Trump administration, GOP, hailing defense policy bill that cuts host of liberal agenda items

The Trump administration and congressional Republicans are declaring a major victory over Democrats and their progressive agenda items following the House’s passage of a massive compromise Defense bill.

The final version of the National Defense Authorization Act provides President Donald Trump more latitude to deal with Iran and Saudi Arabia as well as ways he can fund the southern border wall.

The Senate is expected to pass the annual defense policy bill this week, and the White House said the president enthusiastically waiting to sign it into law, the Washington Times reported Sunday.




Senate Armed Services Committee chair James Inhofe (R-Okla.) said in a memo to fellow GOP members after leading defense lawmakers announced they had finished their negotiations and settled on a final bill last week that Democrats’ “progressive agenda” had been “halted.”

Inhofe ticked off a list of the most significant losses for Democrats.

“No restrictions on border/wall authorities, No restrictions on arms sales, No [Guantanamo prison] restrictions, No transgender policy changes … No limit on POTUS authority to pressure Iran,” the memo said.
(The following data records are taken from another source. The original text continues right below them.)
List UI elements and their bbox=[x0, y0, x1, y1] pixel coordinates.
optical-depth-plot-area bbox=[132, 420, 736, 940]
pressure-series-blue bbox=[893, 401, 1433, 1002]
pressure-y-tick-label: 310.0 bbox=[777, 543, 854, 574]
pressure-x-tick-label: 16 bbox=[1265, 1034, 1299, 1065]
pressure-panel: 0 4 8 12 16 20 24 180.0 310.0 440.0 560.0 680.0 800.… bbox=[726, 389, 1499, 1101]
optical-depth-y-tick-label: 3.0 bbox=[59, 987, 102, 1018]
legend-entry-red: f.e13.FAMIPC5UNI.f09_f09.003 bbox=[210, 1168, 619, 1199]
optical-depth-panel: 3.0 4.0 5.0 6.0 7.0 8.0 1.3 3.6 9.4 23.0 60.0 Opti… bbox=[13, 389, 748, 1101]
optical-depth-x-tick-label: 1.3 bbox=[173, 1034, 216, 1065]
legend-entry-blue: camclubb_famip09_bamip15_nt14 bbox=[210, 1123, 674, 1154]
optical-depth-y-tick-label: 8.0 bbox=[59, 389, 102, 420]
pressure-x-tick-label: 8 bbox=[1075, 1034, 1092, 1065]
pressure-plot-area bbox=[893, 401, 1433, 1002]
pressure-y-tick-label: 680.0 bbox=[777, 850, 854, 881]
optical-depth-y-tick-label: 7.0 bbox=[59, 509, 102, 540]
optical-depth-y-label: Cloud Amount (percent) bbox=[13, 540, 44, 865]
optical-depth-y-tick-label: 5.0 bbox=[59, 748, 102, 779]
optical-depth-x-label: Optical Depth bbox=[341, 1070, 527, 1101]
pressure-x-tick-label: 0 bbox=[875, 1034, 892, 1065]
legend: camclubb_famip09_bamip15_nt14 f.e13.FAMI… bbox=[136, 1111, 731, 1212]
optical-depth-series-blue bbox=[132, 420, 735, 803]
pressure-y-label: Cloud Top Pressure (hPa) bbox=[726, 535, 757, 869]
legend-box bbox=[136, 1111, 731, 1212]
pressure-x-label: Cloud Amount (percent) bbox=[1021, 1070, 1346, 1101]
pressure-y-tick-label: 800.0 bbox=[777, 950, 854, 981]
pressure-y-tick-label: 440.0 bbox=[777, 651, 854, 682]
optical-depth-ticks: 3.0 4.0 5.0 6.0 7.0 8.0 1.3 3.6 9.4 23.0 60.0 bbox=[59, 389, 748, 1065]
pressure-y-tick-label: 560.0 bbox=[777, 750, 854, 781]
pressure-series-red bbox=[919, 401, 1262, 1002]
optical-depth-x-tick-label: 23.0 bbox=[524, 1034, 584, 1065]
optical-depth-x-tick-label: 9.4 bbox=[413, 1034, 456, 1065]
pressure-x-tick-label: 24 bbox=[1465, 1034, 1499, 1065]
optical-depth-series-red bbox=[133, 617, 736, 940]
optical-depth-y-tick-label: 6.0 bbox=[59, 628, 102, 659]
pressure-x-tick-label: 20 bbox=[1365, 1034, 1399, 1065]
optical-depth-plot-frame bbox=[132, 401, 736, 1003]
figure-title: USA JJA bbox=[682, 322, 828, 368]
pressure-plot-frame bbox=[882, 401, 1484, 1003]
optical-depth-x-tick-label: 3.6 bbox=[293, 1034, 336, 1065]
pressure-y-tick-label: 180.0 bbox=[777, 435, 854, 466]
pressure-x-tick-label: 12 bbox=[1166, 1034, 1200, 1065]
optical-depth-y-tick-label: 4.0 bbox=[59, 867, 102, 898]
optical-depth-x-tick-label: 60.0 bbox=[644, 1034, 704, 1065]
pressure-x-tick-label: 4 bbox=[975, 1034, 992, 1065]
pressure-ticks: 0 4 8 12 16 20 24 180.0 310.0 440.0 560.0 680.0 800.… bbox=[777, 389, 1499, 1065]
In addition, Republicans were victorious after language was dropped to repeal the 2002 congressional authorization for the war on terror, sanctions on Russia and funding to clean PFAS — “forever chemicals” — that have been discovered in tap water on military bases around the country and declared unsafe.

Still, the president and Republicans were unable to obtain victories on some of their biggest items, meaning those funding battles will be passed off to congressional appropriators.



“The victory that I see for Republicans is mainly on avoiding the worst possible outcome,” Frederico Bartels, a defense budget and policy analyst for The Heritage Foundation, told the Times.

Democrats claimed that the bill was the most “progressive” in the country’s history, but conservative analysts disputed that.

“These were empty gestures,” Giselle Donnelley, a defense and national security resident fellow at the American Enterprise Institute, told the Times.

“There was no earthly way that pretty much any of these provisions were going to be made into law.

“I don’t think [the Democrats] got any victories. … The fact that the progressive wing of the party sort of disrupted the defense bill process is at best an apparent victory,” Donnelley said.